In 1892, attorney Andrew Crawford contracted to buy the land and build this spacious home. In 1991, the current owners moved here after the home had been rehabbed. The previous owners owned the home from 1937 until 1990. What is in the home today is a combination of the old and new.

The façade has retained some of the original detail, which indicates the influence of the stick style. This style is based more on the decorative surface of these wooden houses rather than an architectural style. It was popular in the 1880s into the early 1890s. The front gable and the side gable are decorated with a sunburst design of thin strips of wood. The turret at the third floor level is not tall enough to have windows in it and, therefore, is decorative. It is square rather than the more typical round turret of Queen Anne (a style that rose in popularity in the same time period). The original home had a band of fish-scale shingling at the level of the ceiling of the first floor. This was removed by the rehabber who re-sided the home in slightly wider boards than the original wood. This was done so that the addition on the back would be impossible to detect from the exterior. Color details have been added to the home, which was white during the previous ownership. As with many older homes, it was neglected and in disrepair. The rehabber also used color to create interest in the front porch. The columns and stone footings of the porch are original.

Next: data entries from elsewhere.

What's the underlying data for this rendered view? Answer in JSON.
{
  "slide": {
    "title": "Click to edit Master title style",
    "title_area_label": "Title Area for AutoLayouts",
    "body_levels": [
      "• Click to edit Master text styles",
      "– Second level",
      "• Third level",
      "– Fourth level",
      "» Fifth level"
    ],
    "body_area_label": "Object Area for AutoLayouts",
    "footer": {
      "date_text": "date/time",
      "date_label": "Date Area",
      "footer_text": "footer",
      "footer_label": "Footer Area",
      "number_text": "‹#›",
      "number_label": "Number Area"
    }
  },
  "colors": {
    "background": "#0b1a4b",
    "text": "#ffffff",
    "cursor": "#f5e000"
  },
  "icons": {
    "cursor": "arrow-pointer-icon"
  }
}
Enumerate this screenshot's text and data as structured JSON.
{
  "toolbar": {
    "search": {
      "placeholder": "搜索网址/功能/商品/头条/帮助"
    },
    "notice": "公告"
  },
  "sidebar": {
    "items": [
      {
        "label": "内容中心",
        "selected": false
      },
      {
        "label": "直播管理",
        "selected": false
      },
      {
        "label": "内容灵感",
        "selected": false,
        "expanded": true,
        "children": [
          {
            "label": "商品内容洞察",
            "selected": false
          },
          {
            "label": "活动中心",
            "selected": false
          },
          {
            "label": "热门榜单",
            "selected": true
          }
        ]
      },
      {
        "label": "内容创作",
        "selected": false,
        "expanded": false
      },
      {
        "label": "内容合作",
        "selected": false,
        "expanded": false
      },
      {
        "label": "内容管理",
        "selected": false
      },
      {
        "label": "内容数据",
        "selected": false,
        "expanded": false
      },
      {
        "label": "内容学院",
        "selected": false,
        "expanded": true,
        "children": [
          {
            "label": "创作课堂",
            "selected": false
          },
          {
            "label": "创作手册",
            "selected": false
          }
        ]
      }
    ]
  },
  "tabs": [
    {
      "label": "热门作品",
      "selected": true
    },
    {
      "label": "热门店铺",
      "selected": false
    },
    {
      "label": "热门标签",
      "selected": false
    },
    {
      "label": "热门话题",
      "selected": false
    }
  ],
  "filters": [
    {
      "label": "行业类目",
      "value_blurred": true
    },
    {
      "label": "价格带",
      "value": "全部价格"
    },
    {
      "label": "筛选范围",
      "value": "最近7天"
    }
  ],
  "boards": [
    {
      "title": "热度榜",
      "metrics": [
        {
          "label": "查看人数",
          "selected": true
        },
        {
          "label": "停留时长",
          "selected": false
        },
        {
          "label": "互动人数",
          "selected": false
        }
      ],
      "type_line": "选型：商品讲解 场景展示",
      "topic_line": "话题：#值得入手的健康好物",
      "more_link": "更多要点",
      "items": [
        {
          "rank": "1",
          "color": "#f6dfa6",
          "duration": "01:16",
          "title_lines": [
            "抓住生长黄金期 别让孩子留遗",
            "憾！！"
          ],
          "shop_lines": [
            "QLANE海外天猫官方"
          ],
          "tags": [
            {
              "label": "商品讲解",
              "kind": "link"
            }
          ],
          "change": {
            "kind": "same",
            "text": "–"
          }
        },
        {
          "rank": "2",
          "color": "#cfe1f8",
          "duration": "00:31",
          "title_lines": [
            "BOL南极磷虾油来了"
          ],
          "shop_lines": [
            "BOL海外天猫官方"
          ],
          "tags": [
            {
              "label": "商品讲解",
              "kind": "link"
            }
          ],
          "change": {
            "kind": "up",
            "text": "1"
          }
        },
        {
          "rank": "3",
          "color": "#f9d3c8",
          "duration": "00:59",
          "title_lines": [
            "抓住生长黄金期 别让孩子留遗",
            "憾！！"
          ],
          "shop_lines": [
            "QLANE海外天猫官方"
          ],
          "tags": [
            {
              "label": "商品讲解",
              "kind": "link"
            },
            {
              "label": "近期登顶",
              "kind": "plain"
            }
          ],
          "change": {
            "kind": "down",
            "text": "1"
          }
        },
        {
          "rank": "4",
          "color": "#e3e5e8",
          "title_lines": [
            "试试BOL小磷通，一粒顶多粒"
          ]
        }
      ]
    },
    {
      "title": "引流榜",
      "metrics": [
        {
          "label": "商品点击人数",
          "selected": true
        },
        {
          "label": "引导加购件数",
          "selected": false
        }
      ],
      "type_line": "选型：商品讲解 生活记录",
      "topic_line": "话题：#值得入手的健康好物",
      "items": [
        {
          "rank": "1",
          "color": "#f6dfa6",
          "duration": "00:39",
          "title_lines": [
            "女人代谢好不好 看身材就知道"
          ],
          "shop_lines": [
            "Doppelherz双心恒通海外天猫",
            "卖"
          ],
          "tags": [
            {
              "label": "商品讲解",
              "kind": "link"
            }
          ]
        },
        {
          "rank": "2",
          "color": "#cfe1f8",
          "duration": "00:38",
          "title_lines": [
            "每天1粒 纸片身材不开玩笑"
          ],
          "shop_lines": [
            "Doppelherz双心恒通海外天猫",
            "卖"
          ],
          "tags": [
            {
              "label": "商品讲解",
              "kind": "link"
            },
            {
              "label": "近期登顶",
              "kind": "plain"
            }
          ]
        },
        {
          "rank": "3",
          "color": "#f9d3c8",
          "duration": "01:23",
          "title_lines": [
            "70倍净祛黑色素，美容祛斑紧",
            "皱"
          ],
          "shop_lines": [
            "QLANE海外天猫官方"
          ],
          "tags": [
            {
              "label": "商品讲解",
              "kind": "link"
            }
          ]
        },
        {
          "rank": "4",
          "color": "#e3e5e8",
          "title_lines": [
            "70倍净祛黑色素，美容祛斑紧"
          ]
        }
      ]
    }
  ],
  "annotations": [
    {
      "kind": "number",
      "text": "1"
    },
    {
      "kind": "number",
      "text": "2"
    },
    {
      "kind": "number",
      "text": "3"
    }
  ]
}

The front door is original with glass and oak panels. Because of the age of the house, the wood used in it is from virgin forests with aged trees. No modern forests are allowed to grow and mature like the original forests that were cut to supply this wood. Once inside this home, you will see the combination of both the old and new building materials.

In the reception hall, new oak flooring was used to replace the deteriorating floor boards. This flooring creates a visual separation from the original floors in the living room and dining room. This reception area has been made modern by the rehabber who created a dramatic effect by removing the room above the entrance (second floor) and opening up the ceiling into the turret. Another part of the modernization was to replace the open handrail that probably stood at the edge of the stairs with an enclosed box. Part of the original handrail remains and it is from this fragment that we get a sense of the design of the home. Around every doorway and window, the moldings have been removed and replaced with flat boards and squares at the two top corners. The original moldings were probably grooved and the corner pieces were probably the bull’s-eye design. All of the moldings and the original pocket doors have been finished in a style called pickling. This lightens the wood by painting the wood with a thin coat of white paint and then wiping the paint off so that some remains in the grain and the yellowish color of the wood disappears. This treatment was used on the first floor. The original pocket doors have been treated this way, but you can still see that the grain is oak.

In the living room and dining room, the floors are top nailed with bands of stained wood which is probably walnut or mahogany. The design extends around the room with the lines intersecting in a fret design at the corners. The living room, which is more properly called the front parlor, did not have a fireplace, although it has the two small stained glass windows that are typically on either side of a central mantel. If the home had been built with central heating, the fireplace may have been looked upon as old fashioned.

As you walk back to the dining room, you can see another modern touch which creates more open space. Instead of a wall along the hallway section of the dining room, the developer removed the wall and left three columns. It creates a more open feeling from the hallway. This area also opens to a storage area and a bathroom.

The next room is the great room, which has been created by combining the original kitchen with the addition. A new kitchen work area has been created with seating at a large counter. There is also an eating area in a newly constructed bay and a large open room with glass window and doors that open out onto a surrounding deck. The yard is beautifully landscaped and, like other homes on this street, there is a side drive to a garage which was built in the 1920s.

On the second floor, the front bedroom with adjoining sitting room has been changed because of the open entryway. In the original home, this would have been the master bedroom. The doors on this floor are replacements which match one original door found in the basement. Toward the back of the home is the second floor addition, which was made into a master bedroom suite. The rehabber used the space of two bedrooms to create this area. You will enter a sitting room with some new storage space. This room is directly above the bay for the eating area below. The master bedroom is above the dining room on the first floor and has a bay window above the dining room bay. Across the sitting room to the back of the home is the luxury bath.